1.Determine what you want to do after you retire
The first step to creating a retirement wealth management plan does not necessarily involve boring financial details. First, think about what you would like to do upon retiring. Do you want to return to school, volunteer at a charity, migrate, travel more, or develop new interests and hobbies? Make a list prioritising these activities.
2. Understand your financial needs and evaluate your economic situation
Based on how you want to be living after retirement, make an estimate of how much money you'll need to achieve these goals.
You then need to see if this is possible by assessing your present economic situation and financial needs:
- Can you begin to make retirement-related wealth plans immediately, or do you have to repay other debts first?
- Can you retire smoothly based on your present situation? How far are you from making a successful retirement?
3.Create a wealth management plan
Your wealth management plan for retirement should not only meet your personal needs. It should also take into consideration the people who are financially dependent on you.
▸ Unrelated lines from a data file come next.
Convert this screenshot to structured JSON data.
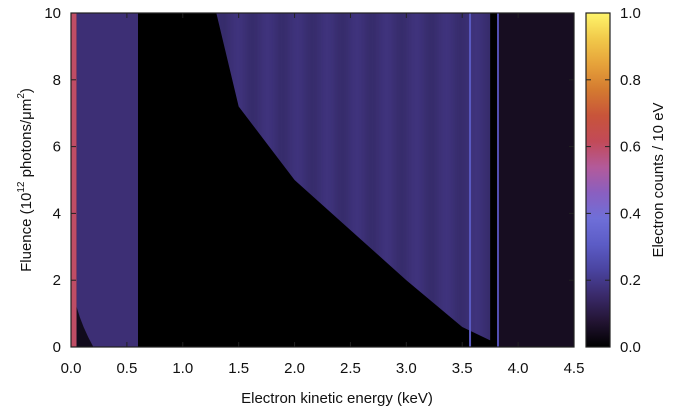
{
  "chart_data": {
    "type": "heatmap",
    "xlabel": "Electron kinetic energy (keV)",
    "ylabel": {
      "pre": "Fluence (10",
      "sup1": "12",
      "mid": " photons/",
      "mu": "μ",
      "m": "m",
      "sup2": "2",
      "post": ")"
    },
    "colorbar_label": "Electron counts / 10 eV",
    "xlim": [
      0,
      4.5
    ],
    "ylim": [
      0,
      10
    ],
    "clim": [
      0,
      1
    ],
    "x_ticks": [
      "0.0",
      "0.5",
      "1.0",
      "1.5",
      "2.0",
      "2.5",
      "3.0",
      "3.5",
      "4.0",
      "4.5"
    ],
    "y_ticks": [
      "0",
      "2",
      "4",
      "6",
      "8",
      "10"
    ],
    "colorbar_ticks": [
      "0.0",
      "0.2",
      "0.4",
      "0.6",
      "0.8",
      "1.0"
    ],
    "colormap": [
      "#000000",
      "#231433",
      "#3a2a6a",
      "#4a44a0",
      "#5c5cc6",
      "#6f6fd8",
      "#8a5fc0",
      "#b35a9a",
      "#c24a58",
      "#c8543a",
      "#d47a30",
      "#e6a23a",
      "#f1c94a",
      "#fff56b"
    ],
    "regions": [
      {
        "name": "low-energy edge (orange)",
        "x_range": [
          0.0,
          0.05
        ],
        "value": 0.6
      },
      {
        "name": "low-energy plateau",
        "x_range": [
          0.05,
          0.6
        ],
        "value": 0.17
      },
      {
        "name": "dark gap",
        "x_range": [
          0.6,
          1.4
        ],
        "value": 0.0
      },
      {
        "name": "fluence-dependent band",
        "x_range": [
          1.3,
          3.75
        ],
        "value": 0.18,
        "onset_fluence": [
          [
            1.3,
            10
          ],
          [
            1.5,
            7.2
          ],
          [
            2.0,
            5.0
          ],
          [
            2.5,
            3.5
          ],
          [
            3.0,
            2.0
          ],
          [
            3.5,
            0.6
          ],
          [
            3.75,
            0.2
          ]
        ]
      },
      {
        "name": "faint high-energy tail",
        "x_range": [
          3.82,
          4.5
        ],
        "value": 0.05
      }
    ],
    "lines": [
      {
        "x": 3.57,
        "value": 0.3
      },
      {
        "x": 3.82,
        "value": 0.27
      }
    ]
  }
}
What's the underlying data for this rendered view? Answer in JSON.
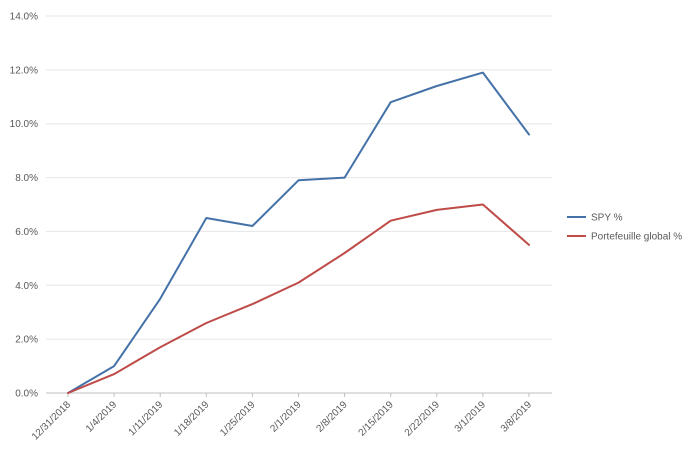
{
  "chart_data": {
    "type": "line",
    "title": "",
    "xlabel": "",
    "ylabel": "",
    "categories": [
      "12/31/2018",
      "1/4/2019",
      "1/11/2019",
      "1/18/2019",
      "1/25/2019",
      "2/1/2019",
      "2/8/2019",
      "2/15/2019",
      "2/22/2019",
      "3/1/2019",
      "3/8/2019"
    ],
    "y_ticks": [
      "0.0%",
      "2.0%",
      "4.0%",
      "6.0%",
      "8.0%",
      "10.0%",
      "12.0%",
      "14.0%"
    ],
    "ylim": [
      0,
      14
    ],
    "grid": true,
    "legend_position": "right",
    "series": [
      {
        "name": "SPY %",
        "color": "#4472a8",
        "values": [
          0.0,
          1.0,
          3.5,
          6.5,
          6.2,
          7.9,
          8.0,
          10.8,
          11.4,
          11.9,
          9.6
        ]
      },
      {
        "name": "Portefeuille global %",
        "color": "#be4b48",
        "values": [
          0.0,
          0.7,
          1.7,
          2.6,
          3.3,
          4.1,
          5.2,
          6.4,
          6.8,
          7.0,
          5.5
        ]
      }
    ]
  }
}
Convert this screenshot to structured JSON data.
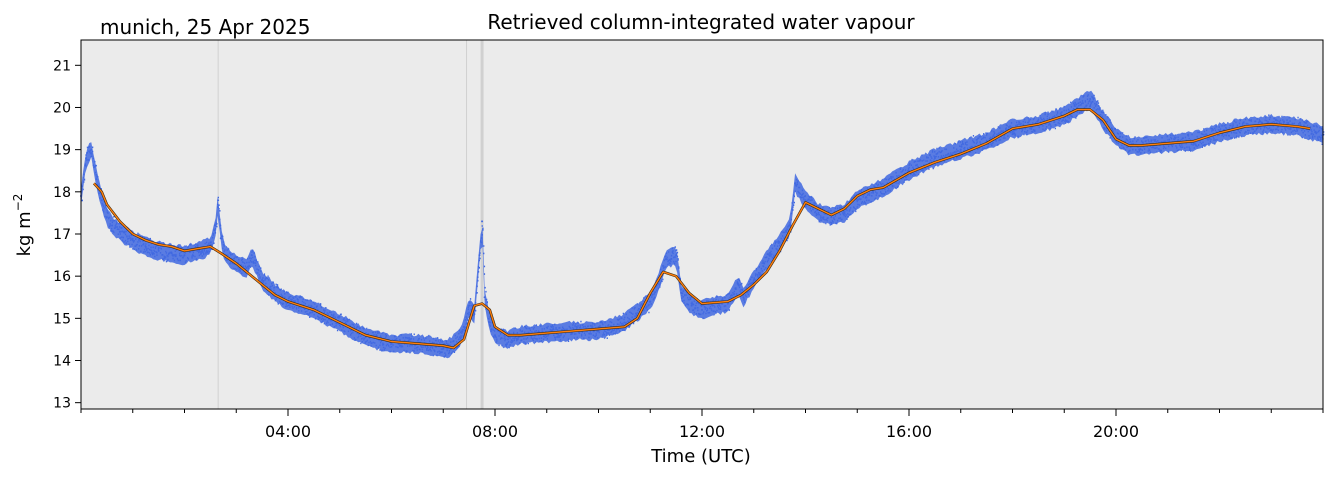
{
  "chart_data": {
    "type": "line",
    "title": "Retrieved column-integrated water vapour",
    "subtitle": "munich, 25 Apr 2025",
    "xlabel": "Time (UTC)",
    "ylabel_base": "kg m",
    "ylabel_exp": "−2",
    "xlim_hours": [
      0,
      24
    ],
    "ylim": [
      12.85,
      21.6
    ],
    "x_ticks": [
      {
        "hour": 4,
        "label": "04:00"
      },
      {
        "hour": 8,
        "label": "08:00"
      },
      {
        "hour": 12,
        "label": "12:00"
      },
      {
        "hour": 16,
        "label": "16:00"
      },
      {
        "hour": 20,
        "label": "20:00"
      }
    ],
    "y_ticks": [
      13,
      14,
      15,
      16,
      17,
      18,
      19,
      20,
      21
    ],
    "background_color": "#ebebeb",
    "vertical_markers_hours": [
      2.65,
      7.45,
      7.75
    ],
    "series": [
      {
        "color": "#4169e1",
        "style": "scatter-band",
        "x": [
          0.0,
          0.1,
          0.2,
          0.3,
          0.4,
          0.5,
          0.6,
          0.75,
          1.0,
          1.25,
          1.5,
          1.75,
          2.0,
          2.25,
          2.5,
          2.6,
          2.65,
          2.7,
          2.8,
          3.0,
          3.2,
          3.3,
          3.5,
          3.75,
          4.0,
          4.5,
          5.0,
          5.5,
          6.0,
          6.5,
          7.0,
          7.1,
          7.3,
          7.4,
          7.5,
          7.6,
          7.7,
          7.75,
          7.8,
          7.9,
          8.0,
          8.25,
          8.5,
          9.0,
          9.5,
          10.0,
          10.5,
          11.0,
          11.2,
          11.3,
          11.5,
          11.6,
          11.8,
          12.0,
          12.2,
          12.5,
          12.7,
          12.8,
          13.0,
          13.2,
          13.5,
          13.7,
          13.8,
          14.0,
          14.25,
          14.5,
          14.75,
          15.0,
          15.5,
          16.0,
          16.5,
          17.0,
          17.5,
          18.0,
          18.5,
          19.0,
          19.25,
          19.5,
          19.75,
          20.0,
          20.25,
          20.5,
          21.0,
          21.5,
          22.0,
          22.5,
          23.0,
          23.5,
          24.0
        ],
        "values": [
          17.9,
          18.8,
          19.0,
          18.3,
          17.8,
          17.4,
          17.2,
          17.05,
          16.85,
          16.7,
          16.6,
          16.55,
          16.5,
          16.6,
          16.7,
          17.2,
          17.8,
          16.9,
          16.5,
          16.3,
          16.2,
          16.5,
          15.9,
          15.6,
          15.4,
          15.2,
          14.9,
          14.55,
          14.4,
          14.4,
          14.3,
          14.3,
          14.5,
          14.8,
          15.3,
          15.1,
          16.5,
          17.3,
          15.5,
          14.9,
          14.6,
          14.5,
          14.6,
          14.65,
          14.7,
          14.7,
          14.9,
          15.4,
          16.0,
          16.4,
          16.5,
          15.6,
          15.3,
          15.2,
          15.3,
          15.35,
          15.8,
          15.5,
          15.9,
          16.3,
          16.8,
          17.2,
          18.2,
          17.8,
          17.5,
          17.4,
          17.5,
          17.8,
          18.1,
          18.5,
          18.8,
          19.0,
          19.2,
          19.5,
          19.6,
          19.8,
          20.0,
          20.2,
          19.7,
          19.3,
          19.1,
          19.1,
          19.15,
          19.2,
          19.4,
          19.55,
          19.6,
          19.55,
          19.35
        ]
      },
      {
        "color": "#ff7f0e",
        "style": "line",
        "x": [
          0.25,
          0.4,
          0.5,
          0.75,
          1.0,
          1.25,
          1.5,
          1.75,
          2.0,
          2.25,
          2.5,
          2.7,
          3.0,
          3.2,
          3.5,
          3.75,
          4.0,
          4.5,
          5.0,
          5.5,
          6.0,
          6.5,
          7.0,
          7.2,
          7.4,
          7.5,
          7.6,
          7.75,
          7.9,
          8.0,
          8.25,
          8.5,
          9.0,
          9.5,
          10.0,
          10.5,
          10.75,
          11.0,
          11.25,
          11.5,
          11.75,
          12.0,
          12.5,
          12.75,
          13.0,
          13.25,
          13.5,
          13.75,
          14.0,
          14.25,
          14.5,
          14.75,
          15.0,
          15.25,
          15.5,
          16.0,
          16.5,
          17.0,
          17.5,
          18.0,
          18.5,
          19.0,
          19.25,
          19.5,
          19.75,
          20.0,
          20.25,
          20.5,
          21.0,
          21.5,
          22.0,
          22.5,
          23.0,
          23.5,
          23.75
        ],
        "values": [
          18.2,
          18.0,
          17.7,
          17.3,
          17.0,
          16.85,
          16.75,
          16.7,
          16.6,
          16.65,
          16.7,
          16.55,
          16.3,
          16.1,
          15.8,
          15.55,
          15.4,
          15.2,
          14.9,
          14.6,
          14.45,
          14.4,
          14.35,
          14.3,
          14.5,
          14.9,
          15.3,
          15.35,
          15.2,
          14.8,
          14.6,
          14.6,
          14.65,
          14.7,
          14.75,
          14.8,
          15.0,
          15.6,
          16.1,
          16.0,
          15.6,
          15.35,
          15.4,
          15.55,
          15.8,
          16.1,
          16.6,
          17.2,
          17.75,
          17.6,
          17.45,
          17.6,
          17.9,
          18.05,
          18.1,
          18.45,
          18.7,
          18.9,
          19.15,
          19.5,
          19.6,
          19.8,
          19.95,
          19.95,
          19.7,
          19.25,
          19.1,
          19.1,
          19.15,
          19.2,
          19.4,
          19.55,
          19.6,
          19.55,
          19.5
        ]
      }
    ]
  }
}
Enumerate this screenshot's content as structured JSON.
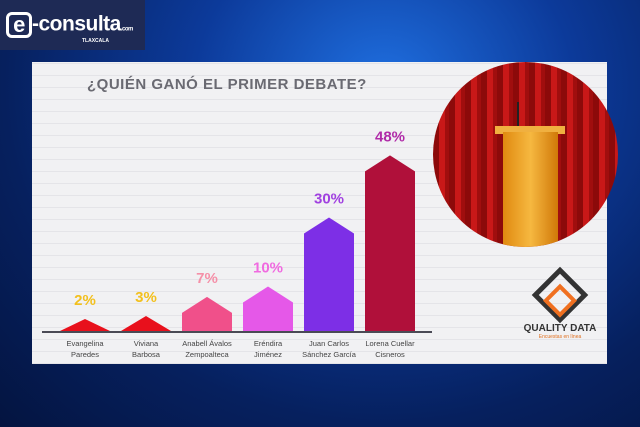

Additionally, you need to consider these two major risks:
- Longevity risk
An improvement in medical technology and rising standards of living have increasingly lengthened China's average life expectancy to match that of developed countries and regions. The retirement period of Chinese workers is now longer, corresponding to lengthier working years. If you want to retire early, you'll have to start planning early.
- Inflation risk
You have to consider long-term inflation risks in your retirement plan. Set additional funds aside for a rainy day so that you can enjoy a better quality of life after retirement. Start planning as soon as possible; this will go a long way toward easing the pressure of preparing for your retirement fund.
If you're an HSBC Premier customer, please contact your relationship manager to discuss your retirement-related wealth management plan.
You may also make an appointment, and go to an HSBC branch for a one-on-one consultation.
4. Execute the plan and review it at any time
Executing your retirement wealth management plan is easier than you think - you can quickly accumulate wealth even with a small investment.
As you age and your living conditions change, you should make corresponding changes to your wealth management plan. Your personal economic condition in your 30s is undoubtedly different from when you're in your 60s. The specific details of your retirement wealth management plan should be updated as is necessary at any point in time.
Let's say you intend to commit a certain proportion of your income into your retirement wealth management plan at a percentage equal to half your age. This means that when you're 36, you should commit 18% of your income, and when you hit 40, this proportion should rise to 20%.